Unternehmen wie die finnische Fortum sehen in Solar- und Windkraft, neuen Entwicklungszusammenarbeiten für zukunftsweisende Technologien sowie Investitionen in Produktivität und Effizienz auch Wachstumspotenziale für das eigene Unternehmen. Einige Unternehmen setzen sich klare Ziele: Die italienische Enel will 2019 bereits 52 Prozent der Energieproduktion aus erneuerbaren Quellen erzielen, die diesbezügliche Latte bei der portugisischen EDP liegt bei 75 Prozent. Die mangelnde Bepreisung von CO2 wird von den Unternehmen als großes Manko betrachtet, der Zertifikate – basierte Emissionshandel sollte in seiner Effektivität von der Politik unterstützt werden. 

Die Nachhaltigkeitsfonds von Raiffeisen Capital Management sind derzeit weder in Kohleabbau tätigen Unternehmen noch in einem der im Rahmen des Engagementprozesses adressierten Unternehmen investiert. Die Fondsgesellschaft ist in diesem Zusammenhang auf Unternehmen fokussiert, die auf erneuerbare Energien setzen.

Noch ein Gedanke dazu:

Die Energiewende in Deutschland wird zugleich bewundert und verteufelt. Von einem mutigen Schritt in die richtige Richtung ist da die Rede, von enkeltauglichen Entscheidungen in der Energiepolitik. Auf der anderen Seite ist die Art und Weise der Umsetzung umstritten. Die Kritikpunkte reichen von einem zügellosen, nicht finanzierbaren Ausbau der erneuerbaren Energien bis zu einer Gefährdung der Versorgungssicherheit.

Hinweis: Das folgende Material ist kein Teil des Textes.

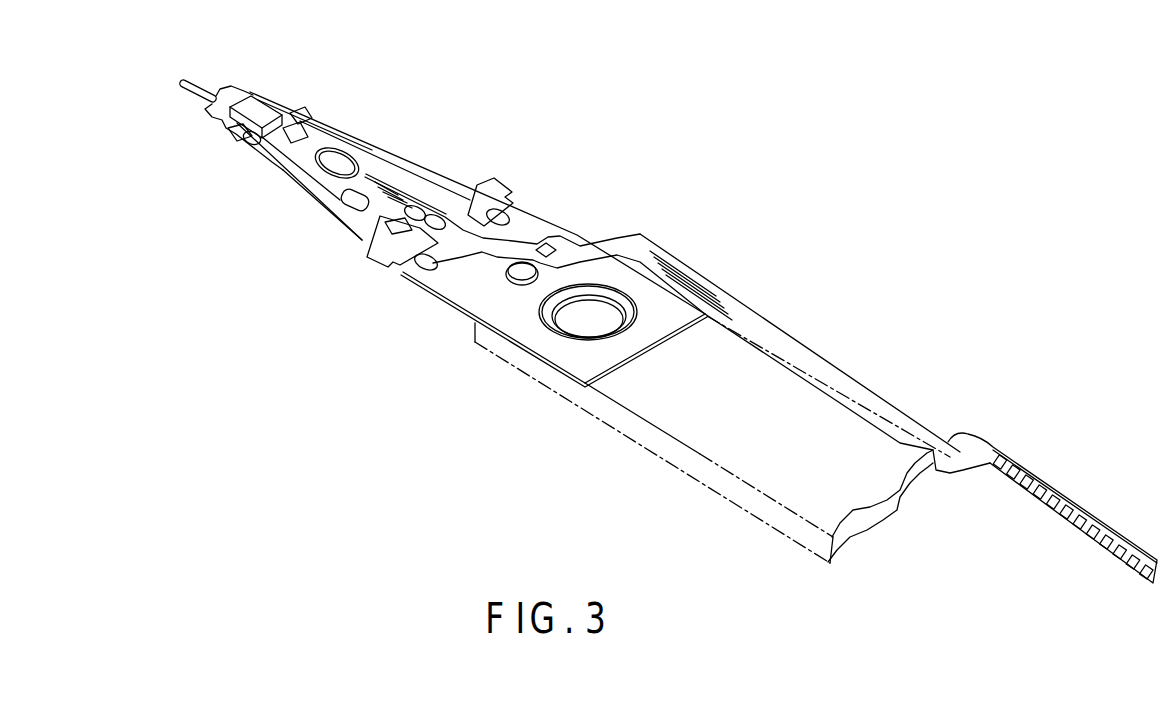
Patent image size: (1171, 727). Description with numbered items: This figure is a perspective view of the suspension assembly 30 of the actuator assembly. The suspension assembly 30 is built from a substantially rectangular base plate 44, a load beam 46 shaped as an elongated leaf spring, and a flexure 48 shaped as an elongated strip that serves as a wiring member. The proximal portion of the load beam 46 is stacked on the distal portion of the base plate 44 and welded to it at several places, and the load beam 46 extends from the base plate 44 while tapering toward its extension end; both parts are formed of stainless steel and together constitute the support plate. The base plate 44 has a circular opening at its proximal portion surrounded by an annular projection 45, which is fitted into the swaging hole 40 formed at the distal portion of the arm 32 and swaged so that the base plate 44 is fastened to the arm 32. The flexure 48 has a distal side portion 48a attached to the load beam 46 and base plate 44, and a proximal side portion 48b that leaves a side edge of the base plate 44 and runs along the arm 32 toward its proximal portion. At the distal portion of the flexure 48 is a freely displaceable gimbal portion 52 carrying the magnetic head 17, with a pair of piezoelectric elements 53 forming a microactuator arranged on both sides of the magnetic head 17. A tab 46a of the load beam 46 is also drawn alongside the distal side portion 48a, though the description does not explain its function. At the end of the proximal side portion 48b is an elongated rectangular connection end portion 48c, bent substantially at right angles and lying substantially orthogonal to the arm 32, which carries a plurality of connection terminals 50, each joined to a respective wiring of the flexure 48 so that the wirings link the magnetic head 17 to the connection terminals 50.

The suspension assembly 30 is at (562, 197).
The magnetic head 17 is at (260, 97).
The piezoelectric elements 53 is at (283, 99).
The gimbal portion 52 is at (256, 158).
The load beam 46 is at (433, 177).
The tab 46a is at (368, 222).
The flexure 48 is at (731, 289).
The distal side portion 48a is at (411, 225).
The proximal side portion 48b is at (868, 381).
The connection end portion 48c is at (1038, 463).
The base plate 44 is at (515, 314).
The swaging hole 40 is at (580, 323).
The annular projection 45 is at (620, 323).
The arm 32 is at (750, 455).
The connection terminals 50 is at (1021, 486).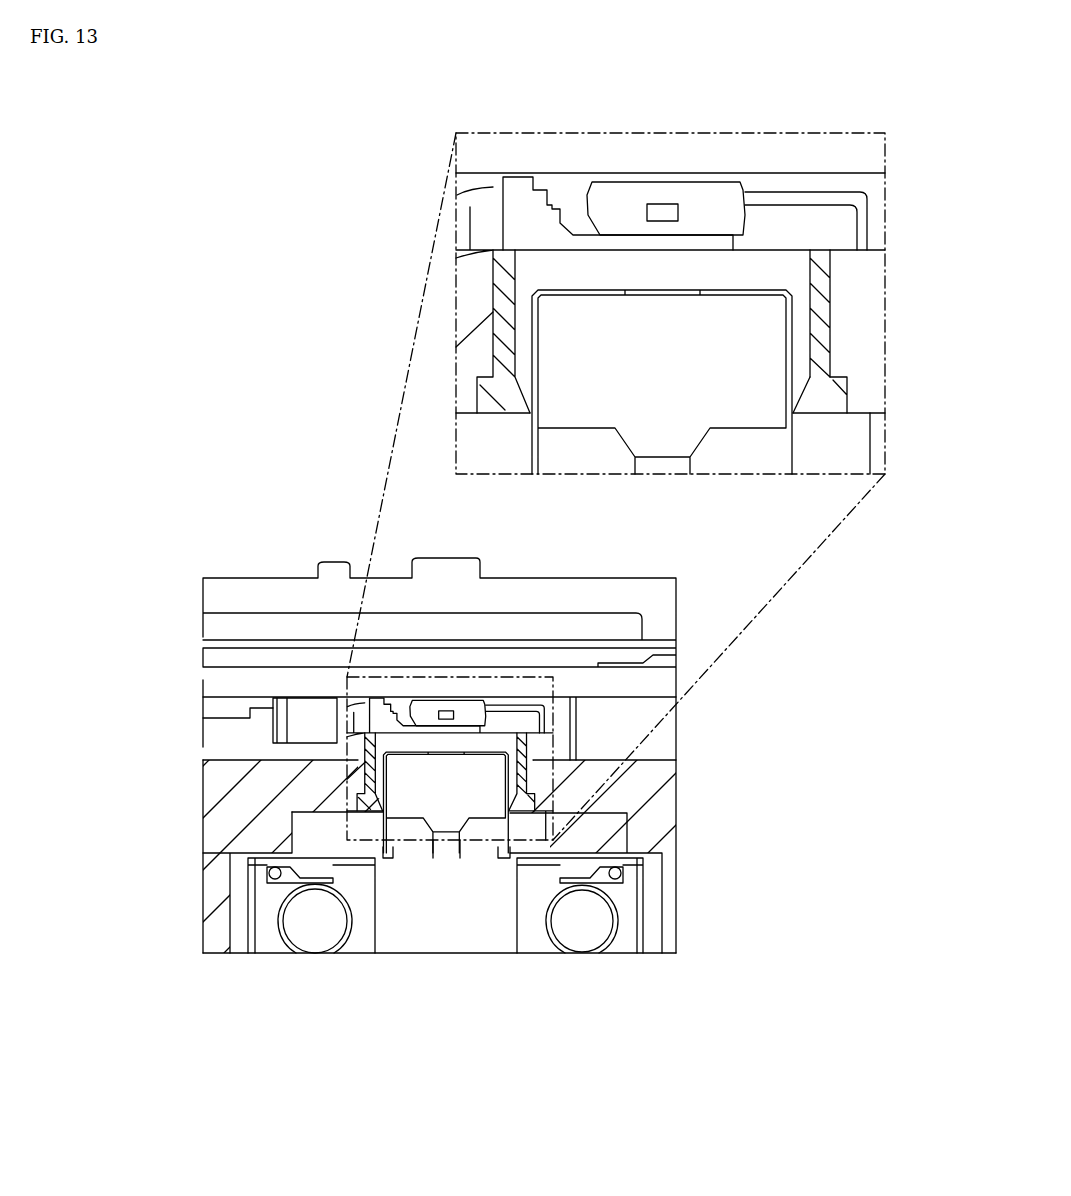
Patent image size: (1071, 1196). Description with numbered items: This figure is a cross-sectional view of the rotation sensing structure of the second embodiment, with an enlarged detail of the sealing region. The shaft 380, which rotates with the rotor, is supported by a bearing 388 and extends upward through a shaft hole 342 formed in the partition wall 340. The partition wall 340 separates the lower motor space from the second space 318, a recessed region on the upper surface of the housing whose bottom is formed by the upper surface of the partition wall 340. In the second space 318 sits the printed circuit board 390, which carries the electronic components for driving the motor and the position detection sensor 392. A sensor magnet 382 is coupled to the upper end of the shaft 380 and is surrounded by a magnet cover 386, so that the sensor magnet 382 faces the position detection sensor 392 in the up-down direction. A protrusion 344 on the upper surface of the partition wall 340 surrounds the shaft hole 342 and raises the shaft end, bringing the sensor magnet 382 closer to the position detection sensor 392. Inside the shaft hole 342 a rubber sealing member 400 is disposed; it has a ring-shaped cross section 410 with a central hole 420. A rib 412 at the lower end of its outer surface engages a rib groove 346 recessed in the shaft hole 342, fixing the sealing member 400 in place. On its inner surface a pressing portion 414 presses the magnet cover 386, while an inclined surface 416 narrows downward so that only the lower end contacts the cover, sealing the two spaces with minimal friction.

Energiepolitik bedeutet für die Verantwortlichen nicht selten eine „Lose-lose-Situation“. Die Abhängigkeit von Importen aus nicht unumstrittenen Förderländern ist beim Konsumenten und Wähler genauso wenig beliebt wie der Neubau von Kraftwerken in der eigenen Umgebung.
Am einfachsten wäre es also, den eigenen Energieverbrauch im Detail unter die Lupe zu nehmen. Nicht nur die anderen, sondern auch wir selbst können die „klimatische Wende“ einleiten und unterstützen. Klimaschutz bedeutet nicht nur eine neue Verordnung aus der Politik, sondern eine Anpassung der Art und Weise, wie wir selbst Energie verbrauchen. Gefahrene Autobahnkilometer, Flugreisen und die Beheizung der eigenen vier Wände sind genauso wesentliche Themen wie energiefressende Haushaltsgeräte oder exzessiver Fleischkonsum. Die Schuld am Klimawandel liegt also nicht nur bei bösen Kohlekraftwerken, sondern auch beim „unschuldigen“ Wiener Schnitzel daheim …

Wolfgang Pinner, Leiter der Abteilung Nachhaltige Investments, Raiffeisen Capital Management

[1] Raiffeisen Capital Management steht in diesem Text für Raiffeisen Kapitalanlage GmbH (Raiffeisen KAG).